I had a small army of people helping me make this. I announced I was making the movie May of 2020 on a podcast I used to have, and hundreds of people came out of the woodwork saying, “I want to watch this movie, and I will help you make it.” Most of those people really don’t have aspirations of working in film or TV. They’re visual artists. So it kind of was necessary to have this very non-traditional script. It was like a weird, big, long magic ritual with ingredients rather than a proper screenplay. But that was also the best way to convey what we were picturing. It’s exactly the movie I want it to be. And I’m so happy with it. But it definitely looks a lot different than I thought it would, and it looks that way because of that script.

You dedicate The People’s Joker, in part, to Joel Schumacher and you’re explicit about how Batman Forever changed your life. How do you ensure your film stays in front of people so someday somebody makes their own movie and dedicates it to you for having changed their life?

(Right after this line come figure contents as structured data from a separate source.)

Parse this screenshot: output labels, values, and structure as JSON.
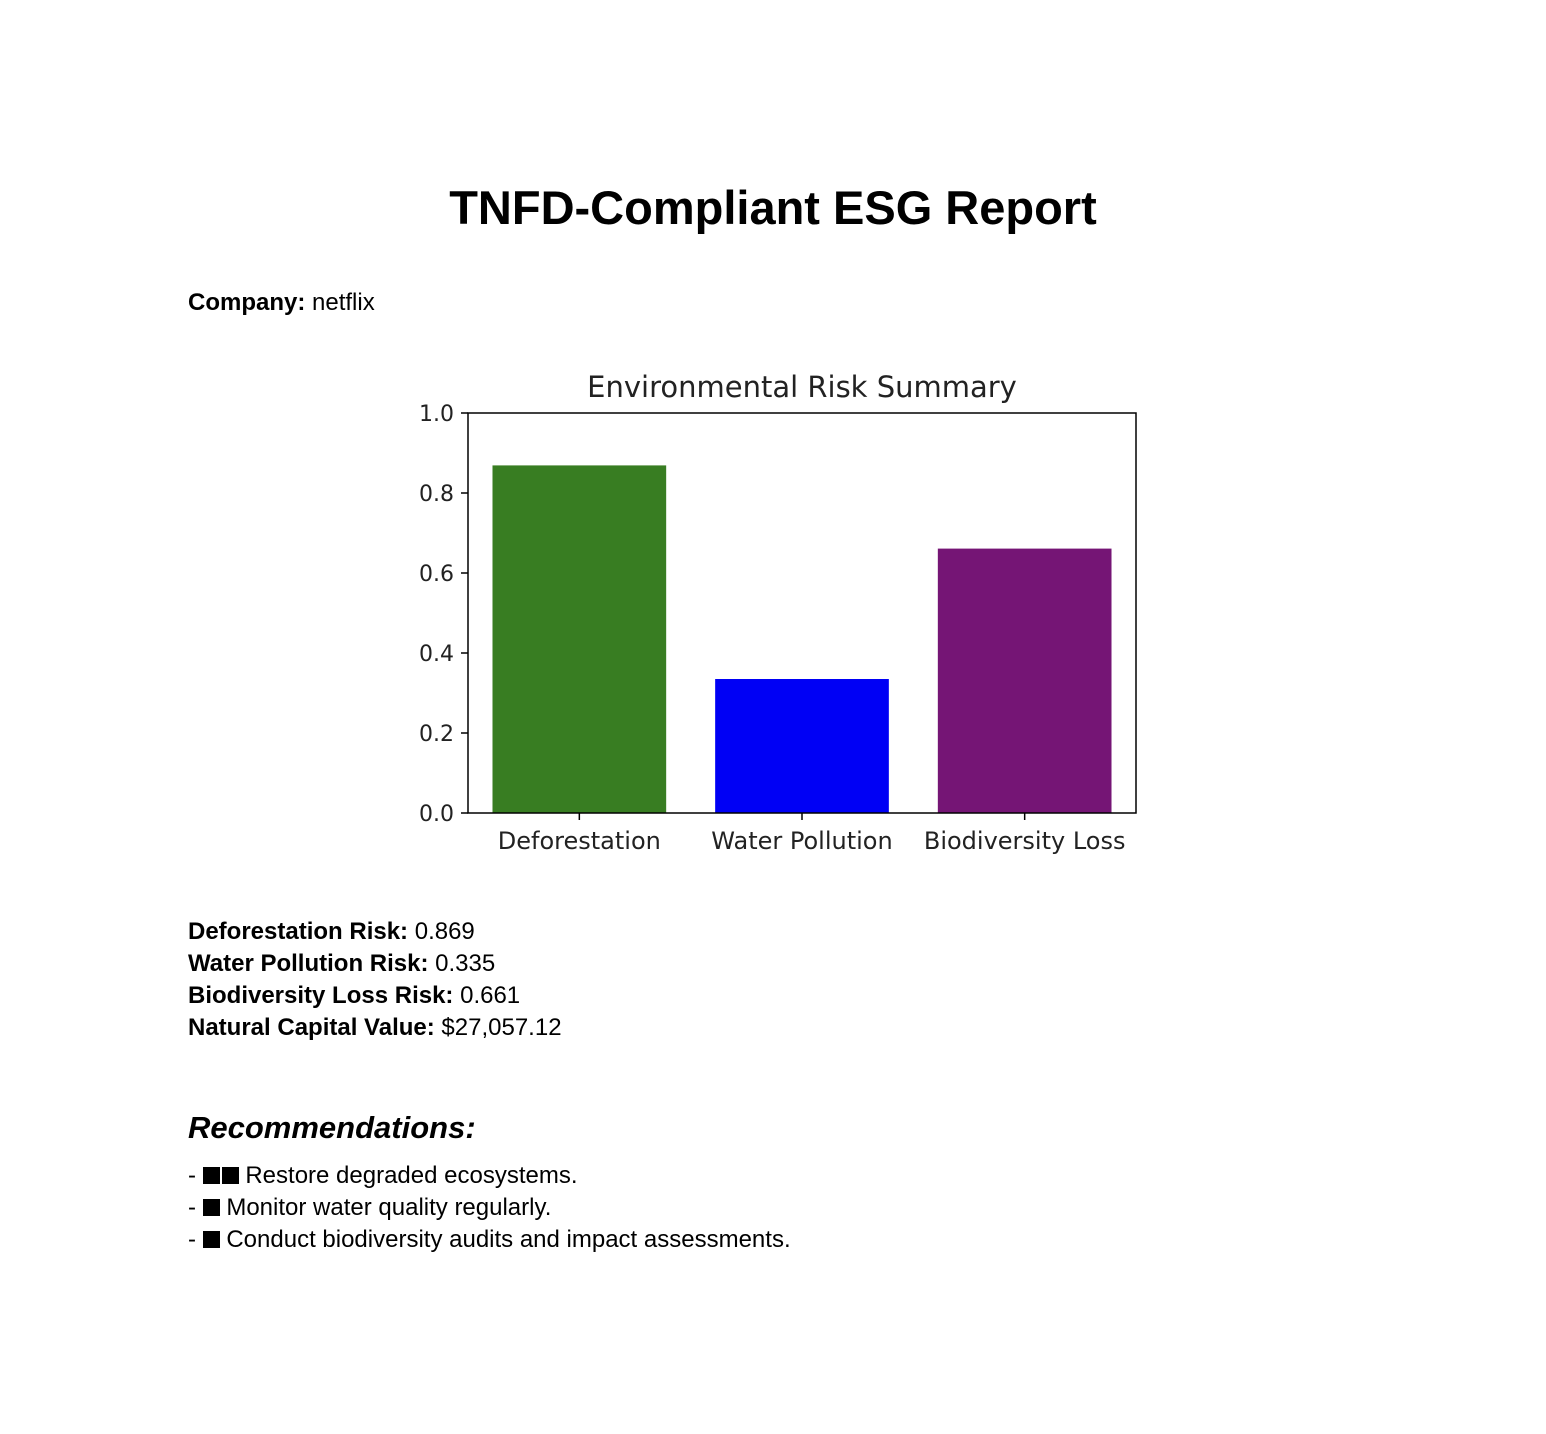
{
  "report": {
    "title": "TNFD-Compliant ESG Report",
    "company_label": "Company:",
    "company_name": "netflix"
  },
  "metrics": [
    {
      "label": "Deforestation Risk:",
      "value": "0.869"
    },
    {
      "label": "Water Pollution Risk:",
      "value": "0.335"
    },
    {
      "label": "Biodiversity Loss Risk:",
      "value": "0.661"
    },
    {
      "label": "Natural Capital Value:",
      "value": "$27,057.12"
    }
  ],
  "recommendations": {
    "heading": "Recommendations:",
    "items": [
      {
        "prefix": "-",
        "icon": "black-square-icon",
        "icon_count": 2,
        "text": "Restore degraded ecosystems."
      },
      {
        "prefix": "-",
        "icon": "black-square-icon",
        "icon_count": 1,
        "text": "Monitor water quality regularly."
      },
      {
        "prefix": "-",
        "icon": "black-square-icon",
        "icon_count": 1,
        "text": "Conduct biodiversity audits and impact assessments."
      }
    ]
  },
  "chart_data": {
    "type": "bar",
    "title": "Environmental Risk Summary",
    "categories": [
      "Deforestation",
      "Water Pollution",
      "Biodiversity Loss"
    ],
    "values": [
      0.869,
      0.335,
      0.661
    ],
    "colors": [
      "#387d22",
      "#0000f5",
      "#751575"
    ],
    "ylim": [
      0,
      1.0
    ],
    "yticks": [
      "0.0",
      "0.2",
      "0.4",
      "0.6",
      "0.8",
      "1.0"
    ],
    "grid": false,
    "xlabel": "",
    "ylabel": ""
  }
}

That just sent a chill up my spine… I don’t know. Honestly, one of the craziest parts of this experience has been seeing how much this movie already means to people, having had the experience of taking it out to festivals. [There were people who didn’t want me to do that.] But my whole thing was: There are hundreds — and I know it’s not that much compared to the amount of people that could see a movie — but there are so many trans people that are excited about this coming out, who haven’t seen a frame of it and know it’s going to mean a lot to them. I needed to bring this to festivals. And the idea of having all my stoner and shut-in fans be forced to go to a theater to go see this movie was really cool.

Having the experience of screening it, I really got to see firsthand, like, wow, this movie really is emotionally effective. Trans people, anybody who has a complicated relationship with their family, anybody who makes art, anybody who feels left behind by the American dream — I think they can relate to it. That all has been so cool. And very humbling. And very intense. I was not prepared for my first movie to have this level of exposure or for it to mean this much to people.

But because of that, I don’t know that our theatrical run is ever going to end. I see this as a midnight movie. It’s a low-fi movie, but it’s got a wide scope. It’s a movie that’s meant to be a communal experience and viewed in theaters on a big screen with your chosen family.